Another issue being debated now, is sure to come up often in 2016, and that issue is gun control. Specifically, how to handle the new Texas open carry law.

And we’re not talking alcohol containers here.

When the Texas Legislature passed the open carry gun law this past year, we don’t think they thought out all the issues that could come up related to the law. One major potential problem is how this law will be implemented in and around public schools, at colleges and universities like South Plains and Texas Tech. And down at city hall.

City Manager, James Loomis, has instituted a policy that says that when the law goes into effect in 2016, city employees who are otherwise qualified to carry a weapon in full view, are required to get permission from the city manager to carry a gun out in the open while working, especially in taxpayer owned city vehicles. .

But, Lubbock Mayor Glen Robertson disagrees, arguing that all city employees who wish to open carry should be able to do so without having to get any type of clearance from management.

It has also been reported that Councilman Victor Hernandez, who is in favor of the new policy set forth by Loomis, has speculated that Robertson is just trying to solidify the pro gun vote in his race for Congress and not much else.

We’ll see who prevails on this issue in 2016.

On the local good news category, Lubbock’s Hispanic community can now proudly say that they have a functioning Hispanic Cultural Center.
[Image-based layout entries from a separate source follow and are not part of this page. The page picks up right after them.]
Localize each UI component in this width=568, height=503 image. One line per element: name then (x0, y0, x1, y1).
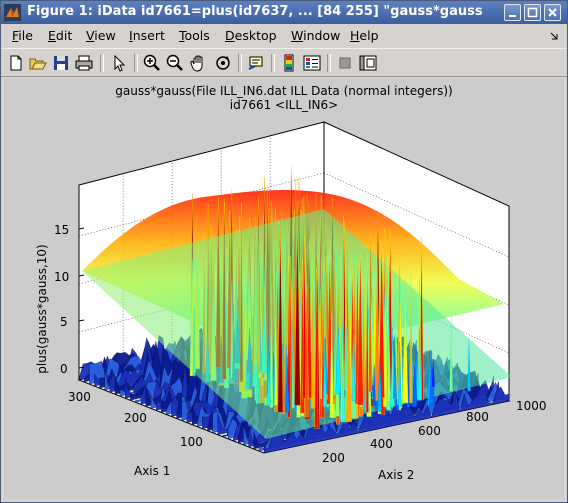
legend-icon[interactable] (302, 53, 322, 73)
toolbar-separator (238, 54, 242, 72)
menu-desktop[interactable]: Desktop (225, 28, 277, 43)
menu-edit[interactable]: Edit (48, 28, 72, 43)
title-bar[interactable]: Figure 1: iData id7661=plus(id7637, ... … (1, 1, 567, 24)
z-tick-label: 5 (60, 315, 68, 329)
axis2-label: Axis 2 (378, 468, 414, 482)
axis2-tick-label: 1000 (516, 399, 547, 413)
z-tick-label: 15 (54, 223, 69, 237)
matlab-logo-icon (4, 4, 21, 21)
zoom-in-icon[interactable] (142, 53, 162, 73)
colorbar-icon[interactable] (279, 53, 299, 73)
menu-help[interactable]: Help (350, 28, 379, 43)
minimize-icon (509, 15, 516, 17)
figure-toolbar (1, 48, 567, 77)
toolbar-separator (271, 54, 275, 72)
menu-tools[interactable]: Tools (179, 28, 210, 43)
new-figure-icon[interactable] (6, 53, 26, 73)
open-file-icon[interactable] (28, 53, 48, 73)
z-axis-label: plus(gauss*gauss,10) (35, 244, 49, 373)
hide-plot-tools-icon[interactable] (335, 53, 355, 73)
toolbar-separator (100, 54, 104, 72)
print-icon[interactable] (74, 53, 94, 73)
zoom-out-icon[interactable] (165, 53, 185, 73)
menu-bar: File Edit View Insert Tools Desktop Wind… (1, 25, 567, 47)
axis2-tick-label: 800 (466, 410, 489, 424)
close-button[interactable] (544, 4, 561, 21)
data-cursor-icon[interactable] (246, 53, 266, 73)
axis1-tick-label: 200 (124, 411, 147, 425)
pan-hand-icon[interactable] (189, 53, 209, 73)
axis2-tick-label: 200 (322, 451, 345, 465)
figure-window: Figure 1: iData id7661=plus(id7637, ... … (0, 0, 568, 503)
toolbar-separator (134, 54, 138, 72)
rotate-3d-icon[interactable] (213, 53, 233, 73)
minimize-button[interactable] (504, 4, 521, 21)
toolbar-separator (327, 54, 331, 72)
axis2-tick-label: 600 (418, 424, 441, 438)
edit-plot-arrow-icon[interactable] (109, 53, 129, 73)
surface-plot[interactable]: 0 5 10 15 plus(gauss*gauss,10) 300 200 1… (4, 79, 564, 499)
dock-arrow-icon[interactable] (549, 31, 559, 41)
menu-insert[interactable]: Insert (129, 28, 165, 43)
window-title: Figure 1: iData id7661=plus(id7637, ... … (27, 4, 483, 19)
save-icon[interactable] (51, 53, 71, 73)
axis1-tick-label: 100 (180, 435, 203, 449)
z-tick-label: 10 (54, 270, 69, 284)
figure-canvas[interactable]: gauss*gauss(File ILL_IN6.dat ILL Data (n… (4, 79, 564, 499)
maximize-button[interactable] (524, 4, 541, 21)
axis1-label: Axis 1 (134, 464, 170, 478)
menu-window[interactable]: Window (291, 28, 340, 43)
menu-file[interactable]: File (12, 28, 33, 43)
z-tick-label: 0 (60, 362, 68, 376)
show-plot-tools-icon[interactable] (358, 53, 378, 73)
close-icon (548, 8, 557, 17)
maximize-icon (527, 7, 538, 18)
axis1-tick-label: 300 (68, 390, 91, 404)
axis2-tick-label: 400 (370, 437, 393, 451)
menu-view[interactable]: View (86, 28, 116, 43)
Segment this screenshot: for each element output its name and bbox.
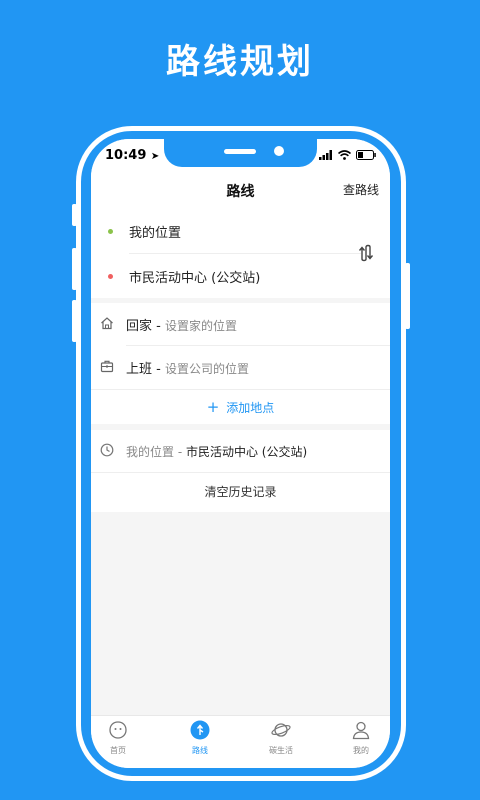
clear-history-button[interactable]: 清空历史记录 — [91, 474, 390, 512]
tab-carbon-life[interactable]: 碳生活 — [251, 720, 311, 756]
route-start-label: 我的位置 — [129, 226, 182, 241]
tab-mine-label: 我的 — [353, 746, 369, 755]
phone-speaker — [224, 149, 256, 154]
battery-icon — [356, 150, 376, 160]
add-place-label: 添加地点 — [226, 401, 275, 415]
phone-notch — [164, 139, 317, 167]
place-work-name: 上班 — [126, 362, 153, 377]
place-work-hint: 设置公司的位置 — [164, 362, 249, 376]
saved-places-card: 回家 - 设置家的位置 上班 - 设置公司的位置 + 添加地点 — [91, 303, 390, 424]
route-end-label: 市民活动中心 (公交站) — [129, 271, 261, 286]
place-home[interactable]: 回家 - 设置家的位置 — [91, 303, 390, 345]
history-item[interactable]: 我的位置 - 市民活动中心 (公交站) — [91, 430, 390, 472]
place-home-name: 回家 — [126, 319, 153, 334]
planet-icon — [271, 723, 291, 737]
place-work[interactable]: 上班 - 设置公司的位置 — [91, 346, 390, 388]
tab-mine[interactable]: 我的 — [331, 720, 390, 756]
tab-carbon-life-label: 碳生活 — [269, 746, 293, 755]
route-history-card: 我的位置 - 市民活动中心 (公交站) 清空历史记录 — [91, 430, 390, 512]
wifi-icon — [338, 150, 351, 160]
briefcase-icon — [100, 360, 114, 373]
route-input-card: 我的位置 市民活动中心 (公交站) — [91, 209, 390, 298]
swap-route-icon[interactable] — [357, 244, 375, 262]
plus-icon: + — [206, 398, 220, 416]
route-icon — [190, 720, 210, 740]
user-icon — [352, 721, 370, 740]
history-to: 市民活动中心 (公交站) — [185, 445, 308, 459]
bottom-tab-bar: 首页 路线 碳生活 我的 — [91, 715, 390, 768]
clock-icon — [100, 443, 114, 457]
route-end-field[interactable]: 市民活动中心 (公交站) — [91, 254, 361, 298]
search-route-button[interactable]: 查路线 — [343, 181, 379, 198]
divider — [91, 472, 390, 473]
tab-route-label: 路线 — [192, 746, 208, 755]
place-home-hint: 设置家的位置 — [164, 319, 237, 333]
phone-camera — [274, 146, 284, 156]
home-icon — [101, 317, 113, 330]
end-dot-icon — [108, 274, 113, 279]
history-from: 我的位置 — [126, 445, 175, 459]
signal-icon — [319, 150, 332, 160]
start-dot-icon — [108, 229, 113, 234]
add-place-button[interactable]: + 添加地点 — [91, 397, 390, 424]
status-time: 10:49 ➤ — [105, 148, 160, 163]
route-start-field[interactable]: 我的位置 — [91, 209, 361, 253]
promo-headline: 路线规划 — [166, 42, 314, 82]
phone-screen: 10:49 ➤ 路线 查路线 我的位置 市民活动中心 (公交站) 回家 - 设置… — [91, 139, 390, 768]
nav-bar: 路线 查路线 — [91, 173, 390, 209]
tab-home[interactable]: 首页 — [91, 720, 148, 756]
tab-route[interactable]: 路线 — [170, 720, 230, 756]
divider — [91, 389, 390, 390]
home-face-icon — [109, 721, 127, 739]
tab-home-label: 首页 — [110, 746, 126, 755]
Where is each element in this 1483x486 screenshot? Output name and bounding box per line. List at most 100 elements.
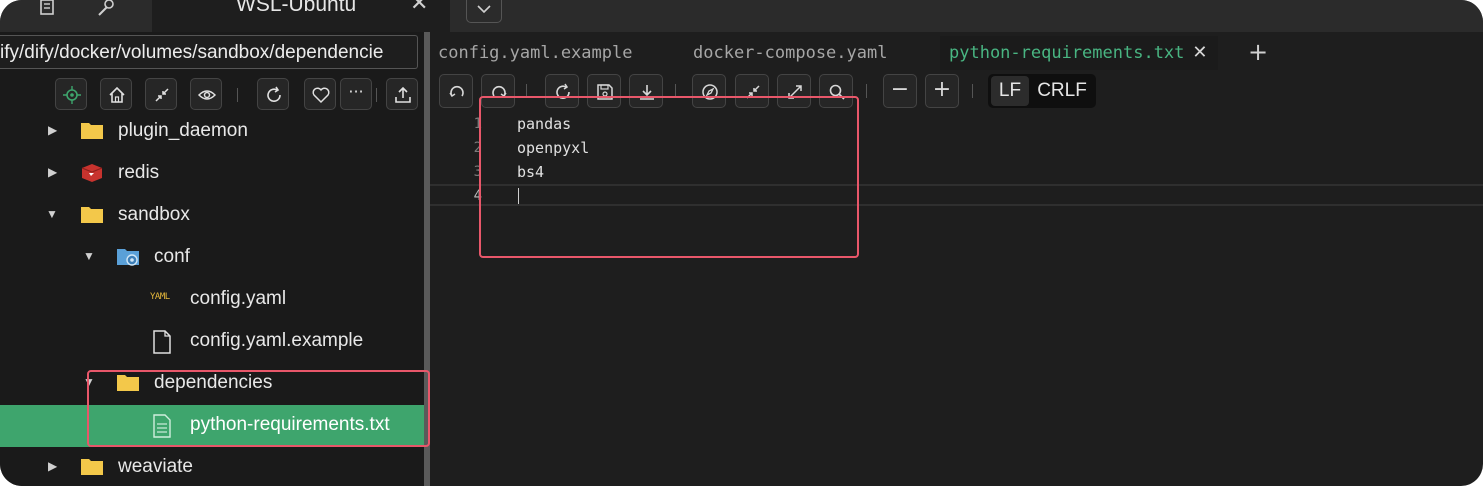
- toolbar-divider: [675, 84, 676, 98]
- tree-item-python-requirements[interactable]: python-requirements.txt: [0, 405, 424, 447]
- save-button[interactable]: [587, 74, 621, 108]
- heart-icon: [312, 87, 330, 104]
- config-folder-icon: [116, 246, 140, 268]
- upload-icon: [395, 86, 411, 103]
- search-icon: [829, 84, 845, 100]
- tab-label: python-requirements.txt: [949, 43, 1185, 63]
- line-number: 4: [473, 188, 482, 204]
- tree-item-label: sandbox: [118, 204, 190, 225]
- zoom-out-icon: −: [890, 77, 910, 102]
- tree-item-label: config.yaml: [190, 288, 287, 309]
- expand-icon: [788, 85, 802, 99]
- tab-config-yaml-example[interactable]: config.yaml.example: [438, 36, 632, 70]
- favorite-button[interactable]: [304, 78, 336, 110]
- editor-tabs: config.yaml.example docker-compose.yaml …: [430, 36, 1483, 70]
- toolbar-divider: [526, 84, 527, 98]
- tree-item-label: weaviate: [118, 456, 193, 477]
- tree-item-label: plugin_daemon: [118, 120, 248, 141]
- folder-icon: [116, 372, 140, 394]
- line-ending-crlf[interactable]: CRLF: [1032, 76, 1092, 106]
- shrink-button[interactable]: [735, 74, 769, 108]
- tree-item-weaviate[interactable]: ▶ weaviate: [0, 447, 424, 486]
- zoom-in-button[interactable]: +: [925, 74, 959, 108]
- tab-wsl-ubuntu[interactable]: WSL-Ubuntu ✕: [152, 0, 450, 32]
- line-number: 3: [473, 164, 482, 180]
- close-tab-icon[interactable]: ✕: [1192, 42, 1207, 63]
- line-ending-toggle: LF CRLF: [988, 74, 1096, 108]
- tree-item-label: redis: [118, 162, 160, 183]
- show-hidden-button[interactable]: [190, 78, 222, 110]
- more-icon: ···: [348, 82, 364, 101]
- expand-button[interactable]: [777, 74, 811, 108]
- tree-item-conf[interactable]: ▼ conf: [0, 237, 424, 279]
- refresh-button[interactable]: [257, 78, 289, 110]
- home-button[interactable]: [100, 78, 132, 110]
- folder-icon: [80, 204, 104, 226]
- undo-button[interactable]: [439, 74, 473, 108]
- chevron-down-icon[interactable]: ▼: [83, 249, 95, 263]
- redo-button[interactable]: [481, 74, 515, 108]
- zoom-in-icon: +: [932, 77, 952, 102]
- search-button[interactable]: [819, 74, 853, 108]
- text-cursor: [518, 188, 519, 204]
- chevron-right-icon[interactable]: ▶: [48, 165, 60, 179]
- tree-item-label: conf: [154, 246, 190, 267]
- tree-item-plugin-daemon[interactable]: ▶ plugin_daemon: [0, 111, 424, 153]
- tree-item-redis[interactable]: ▶ redis: [0, 153, 424, 195]
- chevron-right-icon[interactable]: ▶: [48, 123, 60, 137]
- tab-title: WSL-Ubuntu: [236, 0, 357, 16]
- wrench-icon[interactable]: [90, 0, 120, 18]
- code-line[interactable]: bs4: [517, 163, 544, 181]
- line-number: 2: [473, 140, 482, 156]
- new-tab-button[interactable]: +: [1248, 36, 1268, 68]
- chevron-right-icon[interactable]: ▶: [48, 459, 60, 473]
- home-icon: [109, 86, 125, 103]
- shrink-icon: [746, 85, 760, 99]
- code-line[interactable]: openpyxl: [517, 139, 589, 157]
- redis-icon: [80, 162, 104, 184]
- zoom-out-button[interactable]: −: [883, 74, 917, 108]
- locate-icon: [63, 86, 81, 104]
- chevron-down-icon[interactable]: ▼: [46, 207, 58, 221]
- refresh-icon: [267, 86, 281, 102]
- toolbar-divider: [237, 88, 238, 102]
- tree-item-config-yaml-example[interactable]: config.yaml.example: [0, 321, 424, 363]
- collapse-button[interactable]: [145, 78, 177, 110]
- toolbar-divider: [866, 84, 867, 98]
- tree-item-label: dependencies: [154, 372, 273, 393]
- code-line[interactable]: pandas: [517, 115, 571, 133]
- path-input[interactable]: ify/dify/docker/volumes/sandbox/dependen…: [0, 35, 418, 69]
- reload-button[interactable]: [545, 74, 579, 108]
- tab-dropdown-button[interactable]: [466, 0, 502, 23]
- compass-icon: [702, 84, 718, 100]
- reload-icon: [556, 83, 570, 99]
- tree-item-dependencies[interactable]: ▼ dependencies: [0, 363, 424, 405]
- tab-docker-compose[interactable]: docker-compose.yaml: [693, 36, 887, 70]
- app-window: WSL-Ubuntu ✕ ify/dify/docker/volumes/san…: [0, 0, 1483, 486]
- menu-icon[interactable]: [32, 0, 62, 18]
- locate-button[interactable]: [55, 78, 87, 110]
- download-icon: [640, 85, 654, 100]
- toolbar-divider: [376, 88, 377, 102]
- close-tab-icon[interactable]: ✕: [410, 0, 428, 14]
- path-value: ify/dify/docker/volumes/sandbox/dependen…: [0, 42, 384, 63]
- tree-item-config-yaml[interactable]: YAML config.yaml: [0, 279, 424, 321]
- compass-button[interactable]: [692, 74, 726, 108]
- upload-button[interactable]: [386, 78, 418, 110]
- tab-python-requirements[interactable]: python-requirements.txt ✕: [940, 36, 1218, 70]
- file-icon: [152, 330, 176, 354]
- chevron-down-icon[interactable]: ▼: [83, 375, 95, 389]
- chevron-down-icon: [477, 5, 491, 14]
- tab-label: docker-compose.yaml: [693, 43, 888, 63]
- tree-item-label: python-requirements.txt: [190, 414, 390, 435]
- panel-splitter[interactable]: [424, 32, 430, 486]
- tree-item-label: config.yaml.example: [190, 330, 364, 351]
- more-button[interactable]: ···: [340, 78, 372, 110]
- eye-icon: [198, 90, 216, 100]
- save-icon: [597, 84, 613, 100]
- download-button[interactable]: [629, 74, 663, 108]
- collapse-icon: [155, 88, 169, 102]
- line-ending-lf[interactable]: LF: [991, 76, 1029, 106]
- file-explorer: ify/dify/docker/volumes/sandbox/dependen…: [0, 32, 424, 486]
- tree-item-sandbox[interactable]: ▼ sandbox: [0, 195, 424, 237]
One of the accomplishments of 2015 was the opening of the center which is now located at the Canyon Lakes, in what is known as the Landwer House.

Our congratulations to the Fiestas del LLano Organization, its board members, and Councilman Victor Hernandez for shepherding this effort through the process down at city hall.

One of the major highlights of this past year for us, was the visit of Pope Francis to the eastern part of the country in September.

We watched proudly as the Pope became a living example of Christian compassion during his visit with prisoners in a correctional facility in Philadelphia.

The thousands of people he touched and inspired on his trip, will surely remember it forever. At least we hope so.

On a local level, Pope Francis will play the most important role in the selection of a new Bishop for the Lubbock Diocese.

In October, Lubbock Catholic Diocese Bishop, Placido Rodriguez, submitted his resignation to Pope Francis as is required by Canon Law. All Bishops are required to resign when they reach the age of 75.

Bishop Rodriguez has called on all Catholics in the diocese to engage in a year of preparation to welcome a new Bishop. This is also a story which will impact hundreds of thousands of people here in our community. It is not known when Pope Francis will appoint a new Bishop to serve the people of the diocese, but it could come sometime in 2016.

As we close out 2015, perhaps this is a good place to end our yearly review of the past year’s headlines. While the year was not filled with the kind of news we would like to see, we have to be truthful and acknowledge that there are many, many challenges facing not only the country, but the Hispanic community, and each of us personally.

As for us, we will continue to persevere by relying on our chosen Faith, which guides us in our daily struggles. The kind of Faith that provides the extraordinary strength that is required in the world we live in today.

So as we ring in the 2016, our hope and prayer is that we all persevere through the challenges we all face, and that a year from now, we are all here in good health, to welcome in 2017.  

Peace and Goodwill to all.

 

All editorials are solely the opinion of El Editor’s publisher and editorial advisers. Our views do not necessarily represent the views of any of our advertisers or anyone else associated with this newspaper.